For Case Study 2, at least six benefits were identified as potential decision framework contributions:

  • As in Case Study 1, strategic goals integrating Digital Engineering/ BIM and WHS management would have been captured in high-level organisational information requirements instead of being confined to project objectives. The proposed Decision Framework recommends foregrounding “integrated” BIM/ DE for WHS management consistently across all tiers of goal: project-specific goals as well as in organisational objectives that transcend project goals. The Decision Framework would sensitise users to the fact that, in this case, BIM/WHS integration is emerging at the project level but remains inconsistent at the higher-level vision documents and in organisational-level targets.
  • If the Decision Framework had been used, supply chain capability requirements for the project would have been clearly defined before project planning. Case Study 2 project documents offer general statements stating that the supply chain is expected to have the “ability to use models for a range of purposes”. Documents do not specify required knowledge, skills and competencies, a practice recommended in the Decision Framework. Follow up interviews confirm this as an area for improvement.
  • Tender evaluation panels would have been broadened to include professionals with expertise in BIM-enabled WHS management. In Case Study 2, there is no clear evidence that WHS management professionals or someone with knowledge and experience in identifying WHS risks, participated in tender evaluation, although findings do suggest they were involved early and regularly in the project. The Decision Framework recommends that tender evaluation panels should be diversified to include professionals capable of assessing a supply chain’s WHS methods, capabilities and performance.
  • Assessment of tender submissions, including the pre-contract DEXP, would have been conducted in a much more rigorous manner. In the case study, assessment of this submission has been described as being something of “a light touch”. Documentary evidence indicates that the client-defined certain content to be included in the pre-contract DEXP: explanations about the structured sharing and use of digital data, strategies for model sharing, approaches for clash detection. Follow up interviews indicate that assessment was not particularly rigorous, with some aspects of the tender evaluation being described as “subjective” and limited to binary decision-making, for example, checking “whether an item was (simply) mentioned or not”. The Decision Framework proposes strategies to counter this.

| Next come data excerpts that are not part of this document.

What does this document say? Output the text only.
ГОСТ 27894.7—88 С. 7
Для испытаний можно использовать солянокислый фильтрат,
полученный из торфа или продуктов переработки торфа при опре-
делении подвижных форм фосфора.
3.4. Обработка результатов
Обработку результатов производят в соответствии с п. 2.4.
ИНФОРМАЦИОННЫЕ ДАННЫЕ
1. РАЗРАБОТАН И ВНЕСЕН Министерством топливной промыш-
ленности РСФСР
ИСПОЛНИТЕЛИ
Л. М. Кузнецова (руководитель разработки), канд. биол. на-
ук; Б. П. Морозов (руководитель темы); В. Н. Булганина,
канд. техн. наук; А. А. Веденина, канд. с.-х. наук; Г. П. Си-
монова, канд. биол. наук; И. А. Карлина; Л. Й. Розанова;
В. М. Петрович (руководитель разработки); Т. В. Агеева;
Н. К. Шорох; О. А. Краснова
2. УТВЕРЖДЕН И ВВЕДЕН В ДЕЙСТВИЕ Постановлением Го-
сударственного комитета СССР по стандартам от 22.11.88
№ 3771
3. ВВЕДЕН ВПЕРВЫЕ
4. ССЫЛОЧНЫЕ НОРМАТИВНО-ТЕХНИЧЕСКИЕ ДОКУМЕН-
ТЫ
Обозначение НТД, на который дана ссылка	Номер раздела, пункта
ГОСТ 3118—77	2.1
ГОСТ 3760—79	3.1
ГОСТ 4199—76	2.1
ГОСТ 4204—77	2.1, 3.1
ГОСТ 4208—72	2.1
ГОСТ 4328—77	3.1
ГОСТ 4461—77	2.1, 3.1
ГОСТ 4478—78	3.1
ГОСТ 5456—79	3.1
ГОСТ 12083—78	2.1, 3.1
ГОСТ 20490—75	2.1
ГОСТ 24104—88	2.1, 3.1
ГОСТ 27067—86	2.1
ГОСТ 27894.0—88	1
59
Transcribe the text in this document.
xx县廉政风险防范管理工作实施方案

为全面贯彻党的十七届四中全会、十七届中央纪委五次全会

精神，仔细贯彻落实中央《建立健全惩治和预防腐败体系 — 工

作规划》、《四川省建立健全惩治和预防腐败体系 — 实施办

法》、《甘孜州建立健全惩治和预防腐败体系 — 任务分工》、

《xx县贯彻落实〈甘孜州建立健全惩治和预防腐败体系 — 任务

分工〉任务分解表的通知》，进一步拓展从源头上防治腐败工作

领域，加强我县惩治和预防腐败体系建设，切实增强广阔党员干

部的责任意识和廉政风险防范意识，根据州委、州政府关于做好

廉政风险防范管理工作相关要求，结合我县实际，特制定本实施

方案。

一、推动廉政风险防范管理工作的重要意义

  • If the Decision Framework had been utilised, more comprehensive strategies for managing digital data related to safety would have been implemented. In Case Study 2, “Safety” was a metadata identifier allowing the tagging and collection of safety data, which is clearly a useful development. However, such digital data management was still sub optimised as much of it was compiled into spreadsheets instead of being incorporated into the model. The Decision Framework highlights the need for establishing the currency and accuracy of WHS data, and while there is emerging evidence of the ability to build a repository of WHS information through the management of digital safety data, the full potential of digitally-supported WHS decision-making has not yet been attained.

The suite of guidelines is the beginning of a new approach to improving the adoption of the integration of BIM for WHS management in our industry. The next step is to develop more detailed guidelines and standards at the project level to support the strategic approach presented in this study. It is time we did better. The final Phase of this study is focussed on Engagement to present the findings and outcomes of the study to industry and government. This does not include an Implementation and Evaluation Phase; however, that would be a useful future direction.